THE TSL callback function allows a sample to execute code even before it hit the entry point, the intent is too confusing analysts or tools that at not aware of TLS callback. Xdbg will by default stop at TLS callback.\ PEStudio can also be used to identify if a sample will perform TLS callbacks
bypass analysis defense
Decode obfuscated strings statically using FLARE, xorsearch, Balbuzard, etc.
Decode data in a debugger by setting a breakpoint after the decoding function and examining results.
If analyzing shellcode, use scdbg and jmp2it.
Process Environment block (PEB)
The Process Environment Block (PEB) is a data structure in the Windows operating system that contains information about a running process, such as its allocated memory, loaded modules, and runtime environment. The PEB is typically stored in memory and is accessed by the operating system and other processes to retrieve information about the process. The PEB is an important component of the Windows operating system, as it provides the operating system and other processes with the information they need to manage and interact with the process. The PEB is used by the operating system to allocate memory, load modules, and control the process’s execution, among other tasks. It is also used by other processes, such as debuggers and security software, to gain insight into the process’s behavior and to monitor or control its execution.
Malware authors can access the PEB using these operations:
- fs:[30] for 32bit
- GS:[0x60] for 64bit
This allows the malware to get information about the process-loaded modules, their base address, and exported function addresses. They can use this information to calculate the export addresses of APIs and thereby make calls to them. thereby not needing to call GetProcAddress to get the address of the API.

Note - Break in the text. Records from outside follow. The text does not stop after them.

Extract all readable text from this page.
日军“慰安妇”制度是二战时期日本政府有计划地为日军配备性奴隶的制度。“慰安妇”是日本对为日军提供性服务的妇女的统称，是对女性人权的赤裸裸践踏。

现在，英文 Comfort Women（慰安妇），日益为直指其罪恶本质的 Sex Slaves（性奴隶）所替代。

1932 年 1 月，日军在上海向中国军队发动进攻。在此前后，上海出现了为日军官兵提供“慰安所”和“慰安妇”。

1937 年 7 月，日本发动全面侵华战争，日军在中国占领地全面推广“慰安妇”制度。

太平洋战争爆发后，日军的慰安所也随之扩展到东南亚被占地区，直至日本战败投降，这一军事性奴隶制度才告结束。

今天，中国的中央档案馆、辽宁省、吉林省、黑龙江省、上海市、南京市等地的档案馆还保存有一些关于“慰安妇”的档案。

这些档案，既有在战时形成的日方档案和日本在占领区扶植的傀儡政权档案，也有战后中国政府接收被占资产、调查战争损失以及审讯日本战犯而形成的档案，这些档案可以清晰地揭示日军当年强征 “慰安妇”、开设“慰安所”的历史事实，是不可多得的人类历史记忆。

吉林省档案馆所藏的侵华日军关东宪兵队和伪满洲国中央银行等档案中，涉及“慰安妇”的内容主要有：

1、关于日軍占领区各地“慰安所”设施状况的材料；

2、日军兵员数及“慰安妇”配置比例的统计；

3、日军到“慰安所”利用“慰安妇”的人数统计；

Another thing the PEB can be used for is checking if IsDebugging is enabled.
mov eax, fs[30]
mov eax [eax+2]
test eax,eax
Another is using NtGlobalFlag check to check if the program is launched by a debugger. As it contains the flag 0x70, when the process is launched by a debugger. The NtGlobalFlag is at offset 0x68 from the PEB in a 32-bit process and 0xBC in a 64-bit process.
mov eax, dword ptr fs:[30]
test byte ptr ds:[eax+68], 70
DLL files
Analyzing DLL is similar to PE files, The difference between the two, is instead of having one exported function. DLL can have multiple export functions, where each performs a unique action, one malicious and the other benign. Sandbox can sometimes have a hard time analyzing DLL because each exported function might need to be executed because only one will trigger the malware.
To debug the other function of DLL files, I presume that you have disabled ASLR on the sample.
- The first step is to locate the entry point of the different functions, this can be done using any PE analyzer.
- Now load the DLL file into a xdbg, and run until it hit the dll entry point.
- Now change the EIP so it points to the entry point of the exported function, that was identified in step 1 that you want to debug. (Ensure the base address as in step 1.)